Les Plages d’Agnès d’Agnès Varda

« Sur la plage de Noirmoutier, quand j’ai réalisé que d’autres plages avaient marqué ma vie. Les plages sont devenues prétextes et chapitres naturels du film ».
C’est ainsi que s’exprime la réalisatrice Agnès Varda à propos de son film, Les Plages d’Agnès. En fermant les yeux, on peut encore la voir juchée sur un grand siège de cinéaste, qui est aussi un siège de maître nageur, sur une plage, remplie de ses souvenirs.
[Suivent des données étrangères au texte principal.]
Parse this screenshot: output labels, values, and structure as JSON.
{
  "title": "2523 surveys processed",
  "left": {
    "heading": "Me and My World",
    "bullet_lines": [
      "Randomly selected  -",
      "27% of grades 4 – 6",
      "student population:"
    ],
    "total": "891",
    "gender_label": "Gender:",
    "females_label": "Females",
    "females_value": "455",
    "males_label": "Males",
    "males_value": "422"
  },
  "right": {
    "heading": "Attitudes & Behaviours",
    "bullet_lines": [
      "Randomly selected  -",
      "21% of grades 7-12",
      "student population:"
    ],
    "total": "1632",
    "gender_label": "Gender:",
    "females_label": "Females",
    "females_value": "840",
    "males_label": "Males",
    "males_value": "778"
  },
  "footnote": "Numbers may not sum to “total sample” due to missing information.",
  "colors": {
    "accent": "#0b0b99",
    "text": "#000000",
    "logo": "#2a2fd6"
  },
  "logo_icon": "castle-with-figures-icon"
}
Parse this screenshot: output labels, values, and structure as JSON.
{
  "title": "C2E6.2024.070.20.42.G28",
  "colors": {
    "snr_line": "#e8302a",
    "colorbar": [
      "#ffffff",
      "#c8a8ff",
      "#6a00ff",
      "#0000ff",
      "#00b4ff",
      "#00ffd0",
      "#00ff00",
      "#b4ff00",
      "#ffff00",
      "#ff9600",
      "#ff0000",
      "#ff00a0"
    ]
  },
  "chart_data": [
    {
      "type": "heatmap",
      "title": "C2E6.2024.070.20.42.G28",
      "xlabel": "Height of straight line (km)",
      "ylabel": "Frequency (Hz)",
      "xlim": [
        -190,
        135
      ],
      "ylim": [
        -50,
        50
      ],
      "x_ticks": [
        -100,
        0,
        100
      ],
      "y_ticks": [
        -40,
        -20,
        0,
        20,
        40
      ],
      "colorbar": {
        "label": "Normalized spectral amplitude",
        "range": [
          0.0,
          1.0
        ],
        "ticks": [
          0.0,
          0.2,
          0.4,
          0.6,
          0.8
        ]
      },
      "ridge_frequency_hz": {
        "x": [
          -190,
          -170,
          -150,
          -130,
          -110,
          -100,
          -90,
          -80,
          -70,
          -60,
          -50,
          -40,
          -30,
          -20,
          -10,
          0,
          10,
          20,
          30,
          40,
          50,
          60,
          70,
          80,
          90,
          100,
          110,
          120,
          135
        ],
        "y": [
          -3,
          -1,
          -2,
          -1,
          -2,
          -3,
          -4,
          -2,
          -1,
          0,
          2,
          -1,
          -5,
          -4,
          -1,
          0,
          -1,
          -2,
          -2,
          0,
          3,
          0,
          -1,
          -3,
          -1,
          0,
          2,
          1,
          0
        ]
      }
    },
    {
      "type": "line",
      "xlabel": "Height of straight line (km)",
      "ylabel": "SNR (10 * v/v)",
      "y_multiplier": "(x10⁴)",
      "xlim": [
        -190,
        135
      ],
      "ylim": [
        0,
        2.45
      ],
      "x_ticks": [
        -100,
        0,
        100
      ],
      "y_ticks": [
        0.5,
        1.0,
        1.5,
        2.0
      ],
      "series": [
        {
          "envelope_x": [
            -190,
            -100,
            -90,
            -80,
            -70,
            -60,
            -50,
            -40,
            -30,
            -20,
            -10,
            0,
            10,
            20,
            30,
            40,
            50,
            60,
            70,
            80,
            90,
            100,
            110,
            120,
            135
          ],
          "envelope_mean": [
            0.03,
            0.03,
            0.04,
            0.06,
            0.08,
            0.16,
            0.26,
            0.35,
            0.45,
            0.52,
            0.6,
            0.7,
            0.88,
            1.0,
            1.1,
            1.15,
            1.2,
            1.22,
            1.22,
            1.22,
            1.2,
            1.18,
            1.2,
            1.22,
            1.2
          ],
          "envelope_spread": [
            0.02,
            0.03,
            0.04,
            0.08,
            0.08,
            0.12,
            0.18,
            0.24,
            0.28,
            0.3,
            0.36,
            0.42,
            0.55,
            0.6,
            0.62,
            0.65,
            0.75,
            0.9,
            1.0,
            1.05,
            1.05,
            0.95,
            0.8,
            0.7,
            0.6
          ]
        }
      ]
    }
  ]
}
Telle une peintre, elle dessine un autoportrait dont le décor pourrait être mille plages dont on se souvient, mais le cinéma entre soudain car on entend le bruit du ressac, les vagues qui viennent mourir à nos pieds… La plage devient avec Varda souvenir et mouvement, un va-et-vient en somme dans un univers foisonnant et passionnant. De quoi décourager de simplement rester sur sa serviette à rêvasser au soleil. La plage s’invitera d’ailleurs bientôt dans ce film dans un endroit inattendu, la fameuse rue Daguerre qui devient pour un temps au moins un nouveau Paris Plage, mais à la Varda.